The standard evidence post is informative but most of it sounds scary and even illegal to me, honestly. Besides, much requires phone access. I want to trust him and not be so paranoid. I can't seem to help it though, given the frequent minor lies. And I can't ever get him to tell me what he's thinking. I will do the "shut up, eyes open " thing, but what if nothing else happens? I get sick thinking about it all.


----------



## MarriedDude (Jun 21, 2014)

Guys ere trade out Netflix, Hulu, etc...passwords...

Could it be something like that?
_Posted via Mobile Device_


----------



## SecondTime'Round (Jan 15, 2015)

I'm a little confused about one thing: do you know what kinds of sites the password is for? I know you said it's not email.


----------



## hope2004 (Jun 12, 2015)

A couple popular apps and facebook. It might be something like Hulu but not netflix. Any other things like Hulu I should consider? 

Edited to say--okay folks, turns out this is probably it. Thank you so so much for helping me. We have our issues, yes, but thanks to you I don't think this is one of them and I can let it go without confrontation.


----------



## SecondTime'Round (Jan 15, 2015)

hope2004 said:


> A couple popular apps and facebook. It might be something like Hulu but not netflix. Any other things like Hulu I should consider?
> 
> Edited to say--okay folks, turns out this is probably it. Thank you so so much for helping me. We have our issues, yes, but thanks to you I don't think this is one of them and I can let it go without confrontation.

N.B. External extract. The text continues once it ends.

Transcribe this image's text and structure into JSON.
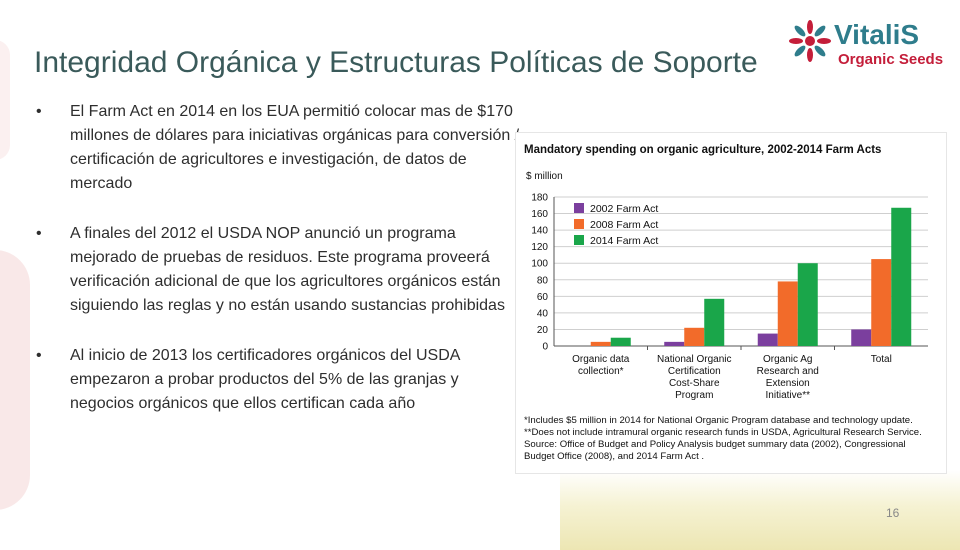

Why would he need her FB password?


----------



## dash74 (Jan 3, 2015)

EleGirl said:


> Have you used the password and gotten into her accounts?


Dont encourage that and if you do dont talk about it in an open forum down low Ele felony alert her hubby could use it for blackmail it may be a honey pot trap


----------



## The Middleman (Apr 30, 2012)

dash74 said:


> Dont encourage that and if you do dont talk about it in an open forum down low Ele felony alert her hubby could use it for blackmail it may be a honey pot trap


Seriously?


----------



## dash74 (Jan 3, 2015)

The Middleman said:


> Seriously?


Yes I had to turn over ad login logoff and proxy sever logs and appear at a deposition due to an employee that accessed the spoues employer web mail account useing his stolen rsa token they loged our ip address, very nasty devorce


----------



## EleGirl (Dec 3, 2011)

dash74 said:


> Yes I had to turn over ad login logoff and proxy sever logs and appear at a deposition due to an employee that accessed the spoues employer web mail account useing his stolen rsa token they loged our ip address, very nasty devorce


Accessing an employers webmail account it quite a bit different from what you are talking about went down.

For example a quick look at someone gmail account is very unlikely to amount to anything.


----------



## Ceegee (Sep 9, 2012)

Attorneys don't want their clients reading their spouses email unless it can be proven that they had regular access to it. 

There was a case (Minnesota I think) that got attorneys scared. 

This is why I asked earlier if he knew she had access to his email. 

It's not black and white but something attorneys are scared of. I had similar access to my XW's email and we couldn't use it for similar reasons. 

OP should be careful with this. Not saying to op just be careful. 

Most cheating spouses will drop any charges because it will bring infidelity to light.


----------